Même si certaines chansons se suivent, Forgotten Days reste quand même un album éclectique. Il y a des chansons plus longs comme « Silver Wings », mais aussi d’autres comme « The Quicksand Of Existing » qui sont plus dans le « groove ». Quel type d’atmosphère ciblais-tu pour cet album ?

Comme je te disais tout à l’heure, nous sommes très prolifiques quand nous composons. Donc, quand il nous a fallu sélectionner les dix morceaux qui finiraient sur l’album, nous avons décidé de prendre ceux qui étaient les plus dynamiques, les plus agressifs. Ce qui fait de Forgotten Days un album plus direct que son prédécesseur. Cependant, nous voulions également préserver notre marque de fabrique et développer certaines atmosphères qui nous tiennent à cœur. Et comme tu dis, il y a des morceaux comme « The Quicksand Of Existing » qui vont droit au but, mais aussi d’autres comme « Silver Wings » qui sont très épiques, plus atmosphériques. C’était ça aussi le « challenge », mettre ces morceaux côte à côte sans que cela choque ! 

Quand tu as commencé à travaillé sur « Silver Wings », pensais-tu que la chanson serait aussi longue, ou bien tout est venu progressivement ? 

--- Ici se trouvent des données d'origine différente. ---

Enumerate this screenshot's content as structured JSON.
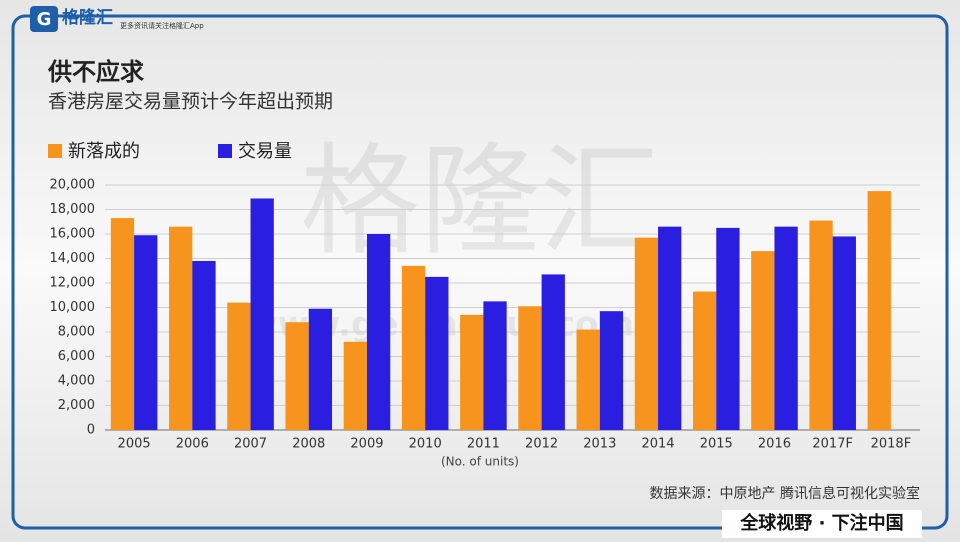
{
  "header": {
    "logo": "格隆汇",
    "tagline": "更多资讯请关注格隆汇App"
  },
  "watermark": {
    "text": "格隆汇",
    "url": "www.gelonghui.com"
  },
  "footer": {
    "slogan": "全球视野 · 下注中国"
  },
  "chart_data": {
    "type": "bar",
    "title": "供不应求",
    "subtitle": "香港房屋交易量预计今年超出预期",
    "x_label": "(No. of units)",
    "source": "数据来源：中原地产 腾讯信息可视化实验室",
    "categories": [
      "2005",
      "2006",
      "2007",
      "2008",
      "2009",
      "2010",
      "2011",
      "2012",
      "2013",
      "2014",
      "2015",
      "2016",
      "2017F",
      "2018F"
    ],
    "series": [
      {
        "name": "新落成的",
        "color": "#f7941d",
        "values": [
          17300,
          16600,
          10400,
          8800,
          7200,
          13400,
          9400,
          10100,
          8200,
          15700,
          11300,
          14600,
          17100,
          19500
        ]
      },
      {
        "name": "交易量",
        "color": "#2a1ee0",
        "values": [
          15900,
          13800,
          18900,
          9900,
          16000,
          12500,
          10500,
          12700,
          9700,
          16600,
          16500,
          16600,
          15800,
          null
        ]
      }
    ],
    "ylim": [
      0,
      20000
    ],
    "yticks": [
      0,
      {
        "value": 2000,
        "label": "2,000"
      },
      {
        "value": 4000,
        "label": "4,000"
      },
      {
        "value": 6000,
        "label": "6,000"
      },
      {
        "value": 8000,
        "label": "8,000"
      },
      {
        "value": 10000,
        "label": "10,000"
      },
      {
        "value": 12000,
        "label": "12,000"
      },
      {
        "value": 14000,
        "label": "14,000"
      },
      {
        "value": 16000,
        "label": "16,000"
      },
      {
        "value": 18000,
        "label": "18,000"
      },
      {
        "value": 20000,
        "label": "20,000"
      }
    ],
    "grid": true,
    "legend": "top-left"
  }
}
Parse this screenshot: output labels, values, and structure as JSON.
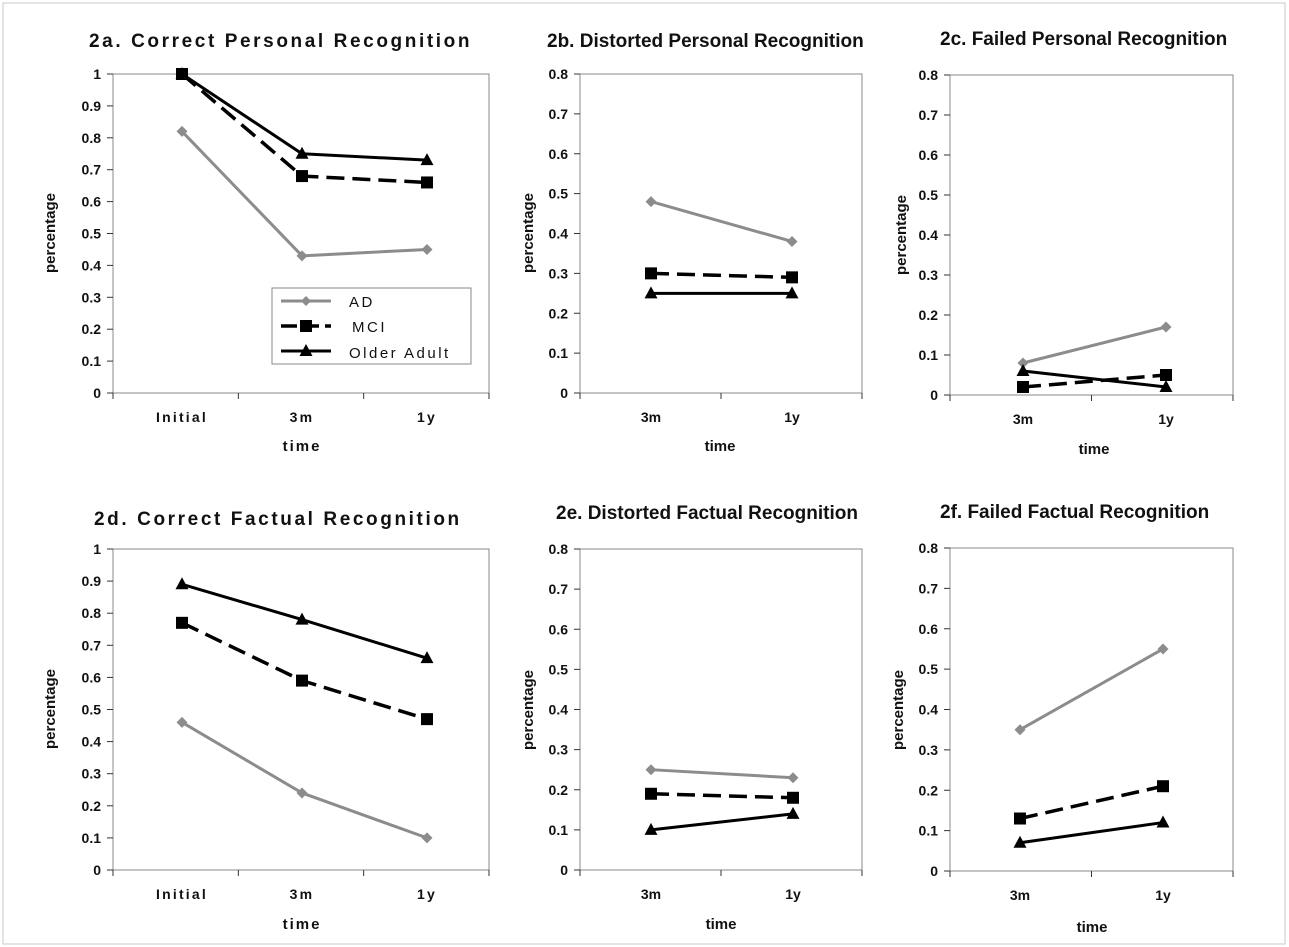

En fait, que ce soit pour les morceaux courts, ou plus longs, tu ne sais jamais quelle forme ils prendront à la fin. D’autres seront en effet plus longs, d’autres ne dureront que quatre minutes. Par moments, quand tu composes, il te faut tout simplement analyser ce que le morceau essaie de te dire. Et ce n’est que lorsque tu estimes que tu as dit tout ce que tu avais à dire que tu peux t’arrêter. Que le morceau dure trois minutes ou bien quinze.

Peux-tu revenir sur les thématiques abordées sur cet album ? J’ai cru comprendre que Forgotten Days avait pour objet la thématique du deuil. D’ailleurs, l’album semble foncièrement dépressif…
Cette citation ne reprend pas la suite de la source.